Since Monday night, we have been hunkered down as Oklahoma City goes through a Big Freeze. Sure, if you live in Russia or Canada or Alaska, our 12 inches of snow and near zero temperatures (highs all the way up to 11 degrees Farenheit RIGHT HERE IN OKIE CITY!), this event would hardly be remarkable. But we are in Oklahoma City, and I remind myself that I moved back here to my home state to escape the freezing cold and snows of Utah’s Wasatch Front. School has been out all week, the church offices have been closed, so we’ve been home, entertaining ourselves.

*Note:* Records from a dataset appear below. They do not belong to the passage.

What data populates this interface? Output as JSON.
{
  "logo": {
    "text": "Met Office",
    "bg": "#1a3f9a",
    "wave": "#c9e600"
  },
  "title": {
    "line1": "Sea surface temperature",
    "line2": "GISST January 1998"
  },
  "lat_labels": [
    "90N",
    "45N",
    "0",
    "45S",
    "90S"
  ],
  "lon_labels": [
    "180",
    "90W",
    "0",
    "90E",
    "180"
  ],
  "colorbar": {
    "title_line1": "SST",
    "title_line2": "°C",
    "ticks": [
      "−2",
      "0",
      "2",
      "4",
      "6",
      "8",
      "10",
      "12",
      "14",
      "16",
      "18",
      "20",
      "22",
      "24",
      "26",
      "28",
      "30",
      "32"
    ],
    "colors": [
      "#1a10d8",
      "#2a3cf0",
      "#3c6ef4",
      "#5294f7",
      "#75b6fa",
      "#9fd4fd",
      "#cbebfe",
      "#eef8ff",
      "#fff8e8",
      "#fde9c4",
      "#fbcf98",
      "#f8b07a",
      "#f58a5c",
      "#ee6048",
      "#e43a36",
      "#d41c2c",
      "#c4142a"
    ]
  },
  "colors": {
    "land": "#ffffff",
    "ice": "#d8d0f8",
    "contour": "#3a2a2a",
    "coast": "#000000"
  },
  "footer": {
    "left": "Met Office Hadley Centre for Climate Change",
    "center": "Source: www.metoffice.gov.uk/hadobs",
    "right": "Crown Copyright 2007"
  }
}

I’ve been catching up on blog reading, some fiction, and doing some work for the Oklahoma Food Cooperative, also researching copyrights for the broadcast of the upcoming installation mass for the new Archbishop of Oklahoma City for my church job.
We’re snug as bugs in a rug with our wood stove, extra insulation, insulated window shutters; not much sunshine during the day however. Also, I have been slow food cooking my way through these snow daze. . . fry bread (3 cups water, 1 tablespoon yeast, 1 tablespoon salt, 1 tablespoon vinegar, 6-1/2 cups flour, combine well, let sit overnight, fry in 375 degree F oil the next day, serve with gravy or honey). Myself, with blood sugar issues these days, could only nibble on one without any honey. But it was good. For me I invented a low carb substitute for hush puppies, made with flax meal (3/4 cup), 3/4 teaspoon baking powder, 1 teaspoon each crushed red pepper, garlic salt, onion powder), 2 eggs. Mix well, form into small balls, deep fry in hot oil about 3 minutes until done. They are good hot, and they are good cold the next day broken in half with some peanut butter.
Let’s see, there was a slow simmered turkey cream soup made from holiday leftovers frozen for eating later (later arrived!), and a brisket from Geoff Colpitts, sausage from Ressler Farms, bacon from Colpitts, all via the Oklahoma Food Cooperative. Tomorrow there is ground beef from Semkin Longhorns, grassfed and as tasty as can be, also eggs and bacon for breakfast. So we are not in danger of starvation, and are grateful to God for that, also our warm house. There are many out there who are homeless and hungry in the midst of all this, and then of course we must think a
bout our farmers and ranchers who must be out and about caring for their flocks and herds even in this weather.
Tomorrow will also probably see a bit of publishing activity here as I have been making notes for blog posts as I have been out and about in cyberspace seeing what folks are talking about. Also, to prepare for my upcoming hearing regarding my landscape at the code enforcement department I need to read the relevant codes.
One thing cold weather is really good for is finding air leaks. Every year we have to touch up on the caulk and foam, since nothing ever stays where you leave it, and that’s true for houses too. I found a doozy of an air leak by the back door last night, filled it with caulk this afternoon.
So it goes, as we maneuver our way through climate instability and peak oil.